Melissa Mollen Dupuis croit que la commission doit absolument entendre les femmes et les familles qui viennent de communautés où l’enquête n’est pas la bienvenue. « Il va falloir s’assurer qu’elles aient accès à la commission », dit-elle.
Même son de cloche chez la directrice du Foyer pour femmes autochtones de Montréal, Nakuset.

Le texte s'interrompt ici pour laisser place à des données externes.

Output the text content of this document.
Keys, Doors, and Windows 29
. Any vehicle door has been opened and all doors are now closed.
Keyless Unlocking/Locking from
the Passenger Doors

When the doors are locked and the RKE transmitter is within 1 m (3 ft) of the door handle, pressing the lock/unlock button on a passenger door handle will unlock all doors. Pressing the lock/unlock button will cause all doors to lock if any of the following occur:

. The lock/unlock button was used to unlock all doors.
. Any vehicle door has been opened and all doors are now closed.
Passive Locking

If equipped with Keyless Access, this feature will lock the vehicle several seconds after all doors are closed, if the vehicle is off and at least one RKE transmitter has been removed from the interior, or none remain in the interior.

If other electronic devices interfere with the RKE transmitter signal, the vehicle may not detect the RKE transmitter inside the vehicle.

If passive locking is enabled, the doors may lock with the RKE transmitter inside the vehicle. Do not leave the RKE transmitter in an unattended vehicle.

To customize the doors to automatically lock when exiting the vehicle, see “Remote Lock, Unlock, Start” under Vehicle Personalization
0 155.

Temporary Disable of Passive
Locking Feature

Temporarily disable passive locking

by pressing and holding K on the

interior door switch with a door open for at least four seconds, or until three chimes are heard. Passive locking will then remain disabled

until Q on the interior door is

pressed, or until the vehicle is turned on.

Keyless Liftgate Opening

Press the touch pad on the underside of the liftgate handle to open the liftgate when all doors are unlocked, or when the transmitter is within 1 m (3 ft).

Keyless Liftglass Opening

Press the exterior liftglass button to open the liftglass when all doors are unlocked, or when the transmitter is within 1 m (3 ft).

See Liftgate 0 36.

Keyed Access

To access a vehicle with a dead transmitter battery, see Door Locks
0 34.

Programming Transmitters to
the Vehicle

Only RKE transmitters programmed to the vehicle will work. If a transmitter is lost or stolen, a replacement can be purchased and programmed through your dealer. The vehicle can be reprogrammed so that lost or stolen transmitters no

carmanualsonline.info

Elle ajoute qu’il est important que les femmes qui veulent témoigner de la violence conjugale et des agressions sexuelles qui existent au sein de leurs communautés puissent le faire librement.
Elles demandent à ce que ces femmes aient accès à des lieux, hors de leurs communautés, où elles pourront livrer leurs témoignages de façon sécuritaire.
Des témoignages de formes diverses
La directrice générale de l’ ENFFADA, Michèle Moreau, réplique que « si jamais il y a des endroits où les familles voudraient témoigner et que pour une raison ou pour une autre, une enquête n’est pas la bienvenue (…) on trouverait une autre façon pour que ces familles-là puissent témoigner ».
La commission a déjà expliqué que lorsqu’elle ne pourra pas se rendre à certains endroits, les victimes et les familles pourront témoigner par écrit ou par vidéo.
Des formes artistiques comme des poèmes ou de l’art audiovisuel seront aussi acceptées.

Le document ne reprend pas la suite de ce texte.